CloudLift, which apparently is supported by Valve's Steam digital distribution platform, allows those willing to pay nearly $15 a month to stream games that they have already purchased on PCs, Macs, and Android-based micro-console devices like Ouya, GameStick, and Nvidia's Shield. The games from your Steam account are actually played from OnLive's server farms, and your progress is synced with your Steam cloud-save game file. OnLive promises 720p resolutions running at 60 frames per second.
There are a number of caveats; game developers have to agree to allow this to happen with their games and those games need to support Steam's cloud-based save system. You will also need a minimum connection of at least 2Mbps with optimal performance available on 5Mbps connections. Games that support this service right now include Batman: Arkham Asylum GOTY, Batman: Arkham City GOTY, Batman: Arkham Origins, Darksiders II, Dead Island GOTY, Dead Island: Riptide, LEGO The Lord of the Rings, Metro 2033, Mortal Kombat Komplete Edition, MX vs. ATV Reflex, Painkiller: Hell and Damnation, Red Faction: Armageddon, Saints Row IV, Scribblenauts Unlimited, Strike Suit Zero, The Book of Unwritten Tales: The Critter Chronicles, The LEGO Movie Videogame, The Raven: Legacy of a Master Thief, Truck Racer, and Type: Rider.
There are plenty of articles about the new services, but CVG's is probably the most frank in pointing out that OnLive's new plans face a lot of challenges and its hubris in the past may make getting publishers, developers, and platform holders to cooperate a difficult endeavor. While OnLive says that no publisher it has spoken to has said "no," it admits that it has a lot of work to do.
The other service OnLive is pushing is called OnLive Go; it is basically a business-to-business service similar to what competitor Gaikai offered before being bought by Sony.
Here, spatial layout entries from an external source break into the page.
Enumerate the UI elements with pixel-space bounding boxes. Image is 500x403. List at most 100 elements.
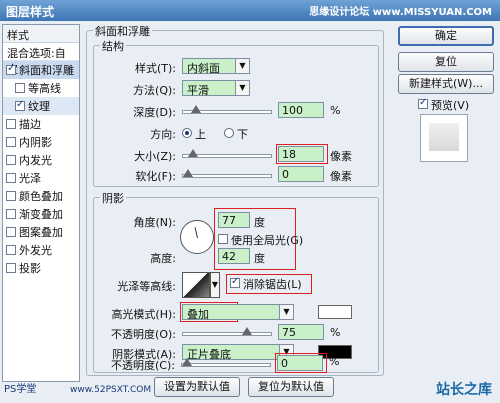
style-list-item[interactable]: 颜色叠加: [3, 187, 79, 205]
global-light-checkbox[interactable]: [218, 234, 228, 244]
style-checkbox[interactable]: [6, 119, 16, 129]
altitude-input[interactable]: 42: [218, 248, 250, 264]
chevron-down-icon[interactable]: ▼: [210, 272, 220, 298]
highlight-color-swatch[interactable]: [318, 305, 352, 319]
altitude-label: 高度:: [150, 252, 176, 265]
style-list-item[interactable]: 等高线: [3, 79, 79, 97]
highlight-opacity-input[interactable]: 75: [278, 324, 324, 340]
direction-up-radio[interactable]: [182, 128, 192, 138]
style-list-item-label: 斜面和浮雕: [19, 64, 74, 77]
shadow-opacity-slider[interactable]: [181, 358, 271, 367]
style-list-item-label: 光泽: [19, 172, 41, 185]
style-list-item[interactable]: 描边: [3, 115, 79, 133]
reset-button[interactable]: 复位: [398, 52, 494, 72]
style-checkbox[interactable]: [6, 191, 16, 201]
direction-label: 方向:: [150, 128, 176, 141]
style-list-item-label: 描边: [19, 118, 41, 131]
style-list-item[interactable]: 内发光: [3, 151, 79, 169]
style-list-item-label: 纹理: [28, 100, 50, 113]
style-list-item[interactable]: 纹理: [3, 97, 79, 115]
depth-unit: %: [330, 104, 341, 117]
shadow-opacity-slider-thumb[interactable]: [182, 358, 192, 366]
shading-title: 阴影: [100, 190, 126, 206]
size-slider[interactable]: [182, 149, 272, 158]
shading-group: 阴影 角度(N): 77 度 使用全局光(G) 高度: 42 度 光泽等高线: …: [93, 190, 379, 373]
ps-school-logo: PS学堂: [4, 384, 37, 395]
depth-label: 深度(D):: [133, 106, 176, 119]
style-list-header: 样式: [3, 25, 79, 43]
style-checkbox[interactable]: [6, 263, 16, 273]
style-items: 斜面和浮雕等高线纹理描边内阴影内发光光泽颜色叠加渐变叠加图案叠加外发光投影: [3, 61, 79, 277]
shadow-opacity-highlight-box: [275, 353, 327, 373]
angle-input[interactable]: 77: [218, 212, 250, 228]
style-label: 样式(T):: [134, 62, 176, 75]
structure-title: 结构: [100, 38, 126, 54]
blend-options-item[interactable]: 混合选项:自定: [3, 43, 79, 76]
style-list-item[interactable]: 投影: [3, 259, 79, 277]
bevel-group-title: 斜面和浮雕: [93, 23, 152, 39]
depth-slider-thumb[interactable]: [190, 105, 201, 113]
soften-unit: 像素: [330, 170, 352, 183]
depth-input[interactable]: 100: [278, 102, 324, 118]
style-list-item[interactable]: 图案叠加: [3, 223, 79, 241]
style-list-item-label: 内发光: [19, 154, 52, 167]
altitude-unit: 度: [254, 252, 265, 265]
style-checkbox[interactable]: [6, 227, 16, 237]
size-slider-thumb[interactable]: [188, 149, 199, 157]
size-highlight-box: [276, 144, 328, 164]
soften-input[interactable]: 0: [278, 166, 324, 182]
style-list-item-label: 外发光: [19, 244, 52, 257]
bevel-group: 斜面和浮雕 结构 样式(T): 内斜面 ▼ 方法(Q): 平滑 ▼ 深度(D):…: [86, 23, 384, 376]
size-unit: 像素: [330, 150, 352, 163]
preview-label: 预览(V): [431, 99, 470, 112]
direction-down-label: 下: [237, 128, 248, 141]
style-list-item[interactable]: 渐变叠加: [3, 205, 79, 223]
style-list-item[interactable]: 光泽: [3, 169, 79, 187]
technique-select[interactable]: 平滑 ▼: [182, 80, 250, 97]
highlight-mode-select[interactable]: 叠加 ▼: [182, 304, 294, 321]
angle-label: 角度(N):: [133, 216, 176, 229]
highlight-mode-label: 高光模式(H):: [111, 308, 176, 321]
style-list-item[interactable]: 内阴影: [3, 133, 79, 151]
direction-down-radio[interactable]: [224, 128, 234, 138]
ok-button[interactable]: 确定: [398, 26, 494, 46]
preview-checkbox[interactable]: [418, 97, 428, 109]
structure-group: 结构 样式(T): 内斜面 ▼ 方法(Q): 平滑 ▼ 深度(D): 100 %…: [93, 38, 379, 187]
soften-slider-thumb[interactable]: [183, 169, 193, 177]
style-checkbox[interactable]: [6, 209, 16, 219]
style-list-item-label: 图案叠加: [19, 226, 63, 239]
reset-default-button[interactable]: 复位为默认值: [248, 377, 334, 397]
gloss-contour-picker[interactable]: [182, 272, 210, 298]
angle-dial[interactable]: [180, 220, 214, 254]
depth-slider[interactable]: [182, 105, 272, 114]
shadow-opacity-unit: %: [329, 355, 340, 368]
style-checkbox[interactable]: [6, 173, 16, 183]
style-checkbox[interactable]: [6, 245, 16, 255]
direction-up-label: 上: [195, 128, 206, 141]
set-default-button[interactable]: 设置为默认值: [154, 377, 240, 397]
style-list-item-label: 投影: [19, 262, 41, 275]
highlight-opacity-label: 不透明度(O):: [111, 328, 176, 341]
style-select[interactable]: 内斜面 ▼: [182, 58, 250, 75]
new-style-button[interactable]: 新建样式(W)...: [398, 74, 494, 94]
chevron-down-icon: ▼: [235, 59, 249, 73]
brand-logo: 站长之库: [436, 382, 492, 398]
style-checkbox[interactable]: [15, 99, 25, 111]
technique-select-value: 平滑: [187, 84, 209, 97]
size-label: 大小(Z):: [134, 150, 176, 163]
settings-panel: 斜面和浮雕 结构 样式(T): 内斜面 ▼ 方法(Q): 平滑 ▼ 深度(D):…: [86, 22, 386, 377]
style-list-item-label: 渐变叠加: [19, 208, 63, 221]
antialias-checkbox[interactable]: [230, 276, 240, 288]
style-checkbox[interactable]: [15, 83, 25, 93]
window-title: 图层样式: [6, 5, 55, 19]
style-checkbox[interactable]: [6, 137, 16, 147]
style-list-item-label: 内阴影: [19, 136, 52, 149]
watermark-text: 思缘设计论坛 www.MISSYUAN.COM: [309, 7, 492, 18]
style-checkbox[interactable]: [6, 155, 16, 165]
style-checkbox[interactable]: [6, 63, 16, 75]
soften-slider[interactable]: [182, 169, 272, 178]
style-list-item[interactable]: 外发光: [3, 241, 79, 259]
highlight-opacity-slider-thumb[interactable]: [241, 327, 252, 335]
highlight-mode-value: 叠加: [187, 308, 209, 321]
highlight-opacity-slider[interactable]: [182, 327, 272, 336]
OnLive Go lets publishers stream game demos and full games to consumers, but does not force the company to take on the OnLive brand. Basically the technology is used by the publisher to serve up game content but they can name the service whatever they like…
OnLive is still offering the original service it launched with a few years ago that allowed consumers to buy games directly from them. Games purchased through OnLive receive seven days of CloudLift service for free.
While we wish OnLive all the best, we can't help but remember this story about how the company unceremoniously fired the staff and took away all of their benefits following a bizarre all-hands meeting way back in 2012. Let's hope the company's new leadership treats its employees a lot better than it did in 2012.